The problem has now flipped. Our computers have access to vast repositories of data, and the problem is trying to get actual value and insights back out from all that data. (This, of course, is the exact business problem that Quill, our Advanced NLG platform, helps solve.)
This distinction doesn’t mean that NLP and NLG are completely unrelated. Reading and writing are separate but related challenges for computers, just like for humans. For instance, we’ve had projects in the past that used NLP to generate structured data from text (e.g. assigning a topic to a tweet), and then used NLG to write text from that structured data (e.g. “You tend to tweet about politics…”) We also use a variety of NLP techniques internally to help test and tune our NLG engine.
It’s worth mentioning here that the private sector and academia have slightly different definitions of NLP. To most folks, NLP is “Computers reading language.” But in academia, the “Processing” part of NLP is taken more seriously and NLP basically means “Computers doing things with language.” In academia, then, NLG is a subfield of NLP, not its inverse.
At Narrative Science, our view is that NLG is a separate category of its own within the AI ecosystem.
What about NLU?
I mentioned NLU earlier; NLU stands for Natural Language Understanding, and is a specific type of NLP. The “reading” aspect of NLP is broad and encompasses a variety of applications, including things like:
- Simple profanity filters (e.g. does this forum post contain any profanity?)
- Sentiment detection (e.g. is this a positive or negative review?)
- Topic classification (e.g. what is this tweet or email about?)
- Entity detection (e.g. what locations are referenced in this text message?)
A more advanced application of NLP is NLU, ie. genuinely understanding what the text says. NLU is used by conversational agents including Alexa, Siri and Google Assistant.
Each of these agents is able to digest spoken text like, “What’s the weather forecast tomorrow?” and then understand it as a request for the forecasted weather in the current location one day hence. (Of course, if you’ve spent much time with these types of bots, you’ll understand that there is still a significant amount of progress to make in Natural Language Understanding.)

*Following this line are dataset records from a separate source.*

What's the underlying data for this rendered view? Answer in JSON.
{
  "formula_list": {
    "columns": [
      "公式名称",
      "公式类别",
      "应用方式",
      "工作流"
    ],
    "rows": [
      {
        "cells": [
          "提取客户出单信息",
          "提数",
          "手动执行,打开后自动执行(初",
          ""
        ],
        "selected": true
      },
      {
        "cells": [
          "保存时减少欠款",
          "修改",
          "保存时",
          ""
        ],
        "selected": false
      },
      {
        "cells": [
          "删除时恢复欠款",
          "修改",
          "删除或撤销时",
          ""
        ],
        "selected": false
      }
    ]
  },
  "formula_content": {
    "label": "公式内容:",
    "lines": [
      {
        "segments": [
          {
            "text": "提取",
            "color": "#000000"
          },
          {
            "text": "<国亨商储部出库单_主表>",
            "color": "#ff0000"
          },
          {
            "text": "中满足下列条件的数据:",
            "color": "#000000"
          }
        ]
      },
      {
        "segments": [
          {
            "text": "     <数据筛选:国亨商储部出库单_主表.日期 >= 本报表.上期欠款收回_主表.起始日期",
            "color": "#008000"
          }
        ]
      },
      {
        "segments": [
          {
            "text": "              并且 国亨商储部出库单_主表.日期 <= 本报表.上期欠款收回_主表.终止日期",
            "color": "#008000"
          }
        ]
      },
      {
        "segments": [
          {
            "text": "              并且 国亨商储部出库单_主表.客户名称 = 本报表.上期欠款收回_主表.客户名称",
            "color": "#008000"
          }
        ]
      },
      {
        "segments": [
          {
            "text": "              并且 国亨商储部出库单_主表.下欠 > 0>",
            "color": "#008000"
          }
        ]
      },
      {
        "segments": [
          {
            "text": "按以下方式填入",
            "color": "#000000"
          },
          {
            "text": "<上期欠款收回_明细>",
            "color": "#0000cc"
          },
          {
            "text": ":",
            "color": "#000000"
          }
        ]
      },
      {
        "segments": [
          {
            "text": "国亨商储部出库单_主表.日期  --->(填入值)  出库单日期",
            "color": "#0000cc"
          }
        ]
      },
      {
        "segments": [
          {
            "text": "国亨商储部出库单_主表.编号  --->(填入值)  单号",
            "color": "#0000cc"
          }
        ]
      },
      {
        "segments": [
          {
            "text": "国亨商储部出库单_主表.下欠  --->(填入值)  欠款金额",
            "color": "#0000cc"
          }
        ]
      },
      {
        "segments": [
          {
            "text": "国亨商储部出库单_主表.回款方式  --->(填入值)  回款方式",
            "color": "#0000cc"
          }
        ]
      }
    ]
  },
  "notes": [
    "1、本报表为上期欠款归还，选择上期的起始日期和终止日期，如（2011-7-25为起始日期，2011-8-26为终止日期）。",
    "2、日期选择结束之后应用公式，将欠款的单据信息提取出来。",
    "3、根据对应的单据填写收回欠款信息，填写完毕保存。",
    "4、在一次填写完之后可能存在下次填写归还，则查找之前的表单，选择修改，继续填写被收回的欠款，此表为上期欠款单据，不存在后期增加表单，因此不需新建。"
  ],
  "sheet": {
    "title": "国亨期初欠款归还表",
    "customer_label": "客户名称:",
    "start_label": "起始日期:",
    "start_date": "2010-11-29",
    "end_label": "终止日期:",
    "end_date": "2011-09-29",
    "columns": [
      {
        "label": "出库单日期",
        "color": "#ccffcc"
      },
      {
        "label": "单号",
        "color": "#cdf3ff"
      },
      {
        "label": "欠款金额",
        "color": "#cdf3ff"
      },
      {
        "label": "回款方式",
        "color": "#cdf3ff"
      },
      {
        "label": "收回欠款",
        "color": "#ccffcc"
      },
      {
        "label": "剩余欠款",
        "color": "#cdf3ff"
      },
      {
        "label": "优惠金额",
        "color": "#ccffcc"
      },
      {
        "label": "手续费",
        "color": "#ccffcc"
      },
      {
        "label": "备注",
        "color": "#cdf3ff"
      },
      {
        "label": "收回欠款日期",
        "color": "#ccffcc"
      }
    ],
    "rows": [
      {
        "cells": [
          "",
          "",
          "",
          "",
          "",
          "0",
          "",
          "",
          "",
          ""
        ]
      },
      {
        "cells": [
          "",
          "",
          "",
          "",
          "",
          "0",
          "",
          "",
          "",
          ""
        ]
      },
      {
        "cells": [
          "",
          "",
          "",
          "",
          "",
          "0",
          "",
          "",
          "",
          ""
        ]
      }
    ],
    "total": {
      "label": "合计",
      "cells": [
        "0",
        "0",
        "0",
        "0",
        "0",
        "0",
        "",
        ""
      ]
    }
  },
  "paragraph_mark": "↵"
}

Like so many things in technology, NLP, NLG, and NLU are pretty straightforward concepts dressed up in jargon and acronyms that make them seem more complex than they really are. To reiterate:
- NLP is computers reading language
- NLG is computers writing language
- NLU is computers understanding language
I hope this helps clarify the differences between NLP, NLG, and NLU! Our goal is to educate AI newcomers on the terms as we believe that widespread adoption is best enabled by widespread understanding.